[Haskell-cafe] Rationale for two separate map functions in ClassyPrelude

adam vogt vogt.adam at gmail.com
Sat Feb 14 04:44:50 UTC 2015


Hi Clinton,

I think the problem is that the instance:

> instance (Functor f) => CanMap (f a) b

is overlapped by instances for containers that take a parameter but
are not instances of Functor. For example:

> instance (Unbox a, Unbox b) => CanMap (Data.Vector.Unboxed.Vector a) b

Using {-# LANGUAGE OverlappingInstances #-} is a big deal for some people.

Regards,
Adam

On Wed, Feb 11, 2015 at 2:00 PM, Clinton Mead <clintonmead at gmail.com> wrote:
> ClassyPrelude has two map functions, namely:
>
> 1. "map"
> 2. "omap"
>
> "map" works on any Functor. However, things like "Text" are not functors as
> they aren't generic containers. As can be seen in the following code:
>
> module Main where
>   import Prelude ()
>   import ClassyPrelude
>   import qualified Data.Text as T
>   import Data.Char as C
>
>   main = do
>     let l = [1,2,3] :: [Int]
>     let t = (T.pack "Hello")
>     let m = Just 5
>     print $ map (*2) l
>     print $ map (*2) m
>     print $ omap C.toUpper t
>     return ()
>
>
> Notice one has to use "omap" to deal with the Text. The thing is, I found it
> trivially easy to get "map" to work for both calls.

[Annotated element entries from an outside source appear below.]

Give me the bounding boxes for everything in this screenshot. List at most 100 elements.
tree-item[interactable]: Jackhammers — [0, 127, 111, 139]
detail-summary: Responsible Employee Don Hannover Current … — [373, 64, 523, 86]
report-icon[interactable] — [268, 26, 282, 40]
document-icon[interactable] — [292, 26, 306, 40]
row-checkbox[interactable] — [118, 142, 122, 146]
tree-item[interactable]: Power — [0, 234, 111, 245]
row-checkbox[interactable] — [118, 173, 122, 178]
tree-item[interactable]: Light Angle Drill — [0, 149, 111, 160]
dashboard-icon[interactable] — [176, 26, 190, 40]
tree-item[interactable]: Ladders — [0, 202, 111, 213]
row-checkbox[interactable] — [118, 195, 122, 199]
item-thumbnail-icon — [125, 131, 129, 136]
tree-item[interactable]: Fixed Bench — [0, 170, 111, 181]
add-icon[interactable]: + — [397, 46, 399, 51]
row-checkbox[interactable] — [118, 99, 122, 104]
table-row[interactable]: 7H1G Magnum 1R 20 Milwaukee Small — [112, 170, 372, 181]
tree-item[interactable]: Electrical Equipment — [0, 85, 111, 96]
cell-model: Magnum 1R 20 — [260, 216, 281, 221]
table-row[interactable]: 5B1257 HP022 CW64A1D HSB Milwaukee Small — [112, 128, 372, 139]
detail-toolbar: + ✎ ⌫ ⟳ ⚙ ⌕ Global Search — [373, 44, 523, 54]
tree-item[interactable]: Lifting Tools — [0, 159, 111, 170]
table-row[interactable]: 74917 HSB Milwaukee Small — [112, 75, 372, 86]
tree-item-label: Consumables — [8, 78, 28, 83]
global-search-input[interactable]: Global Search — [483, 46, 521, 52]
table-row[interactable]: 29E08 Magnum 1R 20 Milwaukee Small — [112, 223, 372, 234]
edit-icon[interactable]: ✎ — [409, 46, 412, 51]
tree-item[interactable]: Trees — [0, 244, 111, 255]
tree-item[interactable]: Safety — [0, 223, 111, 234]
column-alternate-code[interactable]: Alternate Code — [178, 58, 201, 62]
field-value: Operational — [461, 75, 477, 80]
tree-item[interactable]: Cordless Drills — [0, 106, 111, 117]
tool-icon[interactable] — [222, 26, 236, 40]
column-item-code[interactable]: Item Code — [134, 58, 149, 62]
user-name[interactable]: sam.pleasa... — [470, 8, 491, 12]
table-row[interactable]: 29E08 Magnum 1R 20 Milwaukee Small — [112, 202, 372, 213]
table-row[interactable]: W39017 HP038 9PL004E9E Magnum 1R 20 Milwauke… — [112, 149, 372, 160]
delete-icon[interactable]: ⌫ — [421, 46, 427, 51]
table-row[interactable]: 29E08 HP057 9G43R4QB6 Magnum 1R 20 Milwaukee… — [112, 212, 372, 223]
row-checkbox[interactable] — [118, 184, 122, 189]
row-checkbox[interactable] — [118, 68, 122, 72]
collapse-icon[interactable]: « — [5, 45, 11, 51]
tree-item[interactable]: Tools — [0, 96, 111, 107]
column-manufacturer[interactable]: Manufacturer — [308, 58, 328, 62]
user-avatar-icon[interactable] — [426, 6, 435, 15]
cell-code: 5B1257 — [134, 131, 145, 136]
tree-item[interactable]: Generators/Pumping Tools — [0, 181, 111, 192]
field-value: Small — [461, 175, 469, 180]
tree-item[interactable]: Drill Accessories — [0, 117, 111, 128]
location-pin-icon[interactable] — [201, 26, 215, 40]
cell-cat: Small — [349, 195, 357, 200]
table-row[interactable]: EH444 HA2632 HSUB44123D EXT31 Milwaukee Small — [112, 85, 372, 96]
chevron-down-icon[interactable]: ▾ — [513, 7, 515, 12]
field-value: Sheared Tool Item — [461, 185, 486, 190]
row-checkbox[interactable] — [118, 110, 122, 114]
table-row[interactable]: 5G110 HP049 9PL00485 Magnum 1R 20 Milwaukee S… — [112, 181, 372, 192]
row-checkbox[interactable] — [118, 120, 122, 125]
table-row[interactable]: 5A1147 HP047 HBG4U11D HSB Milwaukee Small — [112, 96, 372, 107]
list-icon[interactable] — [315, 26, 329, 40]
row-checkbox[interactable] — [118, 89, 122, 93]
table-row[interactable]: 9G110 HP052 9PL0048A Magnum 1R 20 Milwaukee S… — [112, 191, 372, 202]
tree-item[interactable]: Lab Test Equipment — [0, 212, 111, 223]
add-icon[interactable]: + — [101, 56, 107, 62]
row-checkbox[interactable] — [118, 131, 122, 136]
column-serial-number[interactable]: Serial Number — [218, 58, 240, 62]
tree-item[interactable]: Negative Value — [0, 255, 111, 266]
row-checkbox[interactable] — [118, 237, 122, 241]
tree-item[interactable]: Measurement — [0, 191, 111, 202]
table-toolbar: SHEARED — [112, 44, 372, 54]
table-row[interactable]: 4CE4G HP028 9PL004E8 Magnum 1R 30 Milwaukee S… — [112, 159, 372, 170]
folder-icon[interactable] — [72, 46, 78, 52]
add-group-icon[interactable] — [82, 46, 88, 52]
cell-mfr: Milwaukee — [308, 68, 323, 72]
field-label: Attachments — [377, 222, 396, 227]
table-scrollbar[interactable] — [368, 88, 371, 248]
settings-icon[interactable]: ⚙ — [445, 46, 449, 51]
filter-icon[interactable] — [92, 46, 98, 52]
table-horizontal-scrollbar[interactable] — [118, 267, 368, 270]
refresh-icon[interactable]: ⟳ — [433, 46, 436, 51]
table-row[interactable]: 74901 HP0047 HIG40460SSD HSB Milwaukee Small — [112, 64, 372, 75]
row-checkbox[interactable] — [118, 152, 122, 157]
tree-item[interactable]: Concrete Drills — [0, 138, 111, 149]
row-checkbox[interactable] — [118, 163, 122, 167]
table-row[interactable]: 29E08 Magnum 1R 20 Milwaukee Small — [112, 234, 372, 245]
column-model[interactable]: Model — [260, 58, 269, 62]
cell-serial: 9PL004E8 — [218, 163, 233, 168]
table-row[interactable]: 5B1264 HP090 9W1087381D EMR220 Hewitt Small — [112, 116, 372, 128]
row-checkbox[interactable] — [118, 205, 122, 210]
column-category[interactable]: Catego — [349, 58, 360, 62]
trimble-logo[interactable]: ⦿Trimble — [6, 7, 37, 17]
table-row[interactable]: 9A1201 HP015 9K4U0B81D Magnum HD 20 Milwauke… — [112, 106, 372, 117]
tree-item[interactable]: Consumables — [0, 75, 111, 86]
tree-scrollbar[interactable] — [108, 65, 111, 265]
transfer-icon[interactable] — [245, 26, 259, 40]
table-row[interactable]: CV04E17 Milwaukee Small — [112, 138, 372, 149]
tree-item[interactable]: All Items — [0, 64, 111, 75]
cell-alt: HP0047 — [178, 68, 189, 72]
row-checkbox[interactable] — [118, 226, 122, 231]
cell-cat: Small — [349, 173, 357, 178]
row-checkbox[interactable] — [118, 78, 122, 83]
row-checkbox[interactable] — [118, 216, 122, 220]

Here's the code:
>
> {-# LANGUAGE MultiParamTypeClasses #-}
> {-# LANGUAGE TypeFamilies #-}
>
> module Main where
>   import Prelude hiding (map)
>   import qualified Data.Text as T
>   import Data.Char as C
>   import Control.Monad (Functor)
>
>   class CanMap a b where
>     type Element a :: *
>     type Container a b :: *
>     map :: (Element a -> b) -> a -> Container a b
>
>   instance (Functor f) => CanMap (f a) b where
>     type Element (f a) = a
>     type Container (f a) b = f b
>     map = fmap
>
>   instance CanMap T.Text Char where
>     type Element T.Text = Char
>     type Container T.Text Char = T.Text
>     map = T.map
>
>   main = do
>     let l = [1,2,3] :: [Int]
>     let m = Just 5
>     let t = (T.pack "Hello")
>     print $ map (*2) l
>     print $ map (*2) m
>     print $ map C.toUpper t
>     return ()
>
>
> All that's required is to add instances to CanMap for any monomorphic
> containers. ClassyPrelude already does this anyway with "omap" in the
> Data.MonoTraversable module. I suspect however there's a good reason I'm
> missing about why there should be two separate map functions to deal with
> these alternate situations, but I'm wondering what that is.